FROM a little spark may burst a flame, as the saying goes. For Spark Systems, that is exactly the point.

Frustrated by the high costs and outdated platforms he had to deal with in foreign exchange trading, the firm’s co-founder and chief executive officer Wong Joo Seng set out to spark a change in 2016.

“A lot of incumbents in the marketplace are very big names, but they have very old systems and they are definitely much more expensive,” he said in an interview with The Business Times. “Spark was designed to compete in this space and to build cheaper, better, faster products.”

The entrepreneur was previously founding chief executive at a financial services firm, where for every dollar he earned from trading, 40 cents was spent on exchange transaction costs.

Cost, therefore, is one of the arenas where Spark competes.
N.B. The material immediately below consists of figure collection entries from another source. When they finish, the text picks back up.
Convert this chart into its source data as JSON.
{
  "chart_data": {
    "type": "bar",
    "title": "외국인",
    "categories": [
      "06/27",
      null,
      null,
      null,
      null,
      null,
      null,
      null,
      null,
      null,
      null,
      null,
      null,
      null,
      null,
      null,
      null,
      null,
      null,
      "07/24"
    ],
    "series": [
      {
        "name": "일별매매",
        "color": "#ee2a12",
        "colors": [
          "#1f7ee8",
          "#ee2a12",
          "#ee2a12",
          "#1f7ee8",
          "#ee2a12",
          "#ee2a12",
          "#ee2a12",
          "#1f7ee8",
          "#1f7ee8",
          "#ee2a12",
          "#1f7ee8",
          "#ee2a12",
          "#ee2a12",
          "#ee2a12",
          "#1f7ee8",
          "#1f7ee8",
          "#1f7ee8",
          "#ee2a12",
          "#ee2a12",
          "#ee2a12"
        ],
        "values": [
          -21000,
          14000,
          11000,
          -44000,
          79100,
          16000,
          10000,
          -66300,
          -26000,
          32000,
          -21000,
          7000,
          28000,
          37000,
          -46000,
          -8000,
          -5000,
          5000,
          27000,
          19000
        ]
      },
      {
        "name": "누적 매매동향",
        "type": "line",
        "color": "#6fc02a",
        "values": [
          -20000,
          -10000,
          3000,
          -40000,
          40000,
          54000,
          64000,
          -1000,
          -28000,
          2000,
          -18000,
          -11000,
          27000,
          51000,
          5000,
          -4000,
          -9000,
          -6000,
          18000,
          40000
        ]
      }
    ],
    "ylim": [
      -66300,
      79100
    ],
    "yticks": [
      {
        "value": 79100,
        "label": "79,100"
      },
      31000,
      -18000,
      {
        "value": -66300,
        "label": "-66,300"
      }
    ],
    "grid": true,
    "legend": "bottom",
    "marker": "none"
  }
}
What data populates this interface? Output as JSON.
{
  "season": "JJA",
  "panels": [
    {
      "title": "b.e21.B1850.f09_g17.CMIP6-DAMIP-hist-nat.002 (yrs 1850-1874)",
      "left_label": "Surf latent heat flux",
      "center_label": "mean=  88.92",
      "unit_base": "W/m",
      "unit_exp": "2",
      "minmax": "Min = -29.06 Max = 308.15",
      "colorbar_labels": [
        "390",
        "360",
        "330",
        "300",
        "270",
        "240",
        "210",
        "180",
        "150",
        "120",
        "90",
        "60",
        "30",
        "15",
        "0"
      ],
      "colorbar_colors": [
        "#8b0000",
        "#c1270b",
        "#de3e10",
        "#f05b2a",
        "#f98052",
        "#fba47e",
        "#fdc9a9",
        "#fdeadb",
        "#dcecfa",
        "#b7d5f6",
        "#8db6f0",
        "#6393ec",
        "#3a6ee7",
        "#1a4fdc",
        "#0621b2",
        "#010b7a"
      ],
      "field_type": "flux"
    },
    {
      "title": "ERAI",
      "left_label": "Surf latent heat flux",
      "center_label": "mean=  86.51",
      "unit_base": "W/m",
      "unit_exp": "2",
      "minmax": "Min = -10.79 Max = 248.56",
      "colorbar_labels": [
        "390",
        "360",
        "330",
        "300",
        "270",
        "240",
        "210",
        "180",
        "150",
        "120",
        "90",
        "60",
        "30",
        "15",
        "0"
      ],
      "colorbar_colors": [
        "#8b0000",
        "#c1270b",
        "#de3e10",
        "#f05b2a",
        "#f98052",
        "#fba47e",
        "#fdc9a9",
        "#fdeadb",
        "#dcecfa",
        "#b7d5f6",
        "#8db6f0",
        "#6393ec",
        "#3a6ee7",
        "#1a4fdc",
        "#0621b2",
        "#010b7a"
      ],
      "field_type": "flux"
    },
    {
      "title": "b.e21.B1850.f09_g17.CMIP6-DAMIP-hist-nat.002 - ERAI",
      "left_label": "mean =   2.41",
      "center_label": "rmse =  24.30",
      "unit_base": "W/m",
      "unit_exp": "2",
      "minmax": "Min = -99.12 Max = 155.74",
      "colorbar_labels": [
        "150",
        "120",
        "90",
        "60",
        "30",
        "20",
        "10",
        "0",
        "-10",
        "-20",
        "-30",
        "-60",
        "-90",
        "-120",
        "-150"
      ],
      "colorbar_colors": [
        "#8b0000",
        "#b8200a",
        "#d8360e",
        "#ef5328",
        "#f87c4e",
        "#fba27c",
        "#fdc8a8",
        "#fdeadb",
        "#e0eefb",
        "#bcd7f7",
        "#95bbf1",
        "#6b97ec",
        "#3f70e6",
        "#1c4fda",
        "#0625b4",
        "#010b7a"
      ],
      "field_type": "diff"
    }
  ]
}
The firm charges US$2 for every US$1 million worth of trades on its platforms, compared to the US$3 to US$8 its competitors levy.

MAS’s support

Another arena is technology. Spark’s platforms have artificial intelligence capabilities built into them, which allow traders to buy and sell at opportune times based on the algorithm’s suggestions, said Mr Wong.

But the eventual goal, he added, is to help develop a locally bred foreign exchange marketplace, a move wholly supported by a “very determined” Monetary Authority of Singapore (MAS).

Currently, the matching of trades takes place in London, New York and Tokyo, where the trading and pricing engines are located.

That means that for a Singapore trader, routing an order to Tokyo – the nearest trading centre – will take 70 milliseconds, while London or New York spans 180 milliseconds.

A round trip, therefore, can take anywhere from 140 to 360 milliseconds, which is too slow, Mr Wong said.

“When markets are nervous because there’s been an outbreak of news, it’s important to get that fast access to market, but when you attempt to buy or sell, it gets rejected.”

This is in spite of the fact that Singapore is the world’s third largest foreign exchange trading centre, with average trading volume rising to about US$522 billion in June, up from US$495 billion in June 2018, according to MAS data.

If there were to be a Singapore-based marketplace, the latency could drop to 1 millisecond.

“That is a magnitude improvement that you cannot get just by writing a more efficient programme,” said Mr Wong. “You must have the servers here.”

And the idea seems to be bearing fruit. Last month, JPMorgan announced plans to establish an electronic foreign exchange trading and pricing engine in Singapore by 2020, with support from MAS, adding to its existing platforms in London, New York and Tokyo.

The bank joins other major financial institutions, including Standard Chartered, UBS and Citigroup in revealing plans to site their engines here.

Spark, meanwhile, stands to benefit from the establishment of a homegrown foreign exchange marketplace. The firm has seen its revenue double year on year since the debut of its platform in 2017, with revenue on track to exceed US$1 million this year.

Daily trading volumes, meanwhile, stand at about US$2.5 billion, a third of the US$7.5 billion a day required to break even.

At current growth, the 37-employee firm expects to break even in two to three years, Mr Wong said.

To get there, the firm is in the process of raising US$10 million at a US$70 million valuation, which Mr Wong expects to close in two to three months.

Spark was sparked into existence almost by accident. Fresh off the majority acquisition of his second firm – Spark is his third company – in 2016 by Alibaba’s Ant Financial, Mr Wong received an offer he “could not refuse” from the venture capital arm of hedge fund Dymon Asia.

‘Ideal’ arrangement

Dymon was not only willing to fund his platform, it agreed to trade on his platform as well.

This was ideal, said Mr Wong, who is also a partner at Vickers Venture Partners, because “in the space of startups, there’s two major points of risk – whether you can get investors to fund it, and will anybody use it?”

The fact that Dymon was able to do both was a “brilliant opportunity and a huge leg-up”, he noted. A subsequent grant from MAS in the same year provided a further boost.

Of course, the threat of competition remains. What’s to stop the incumbents from doing what he’s doing? Nothing, Mr Wong said.

“There’s no guarantee that after you raise and spend millions, that you will actually have a successful platform. But we believe we can do it.”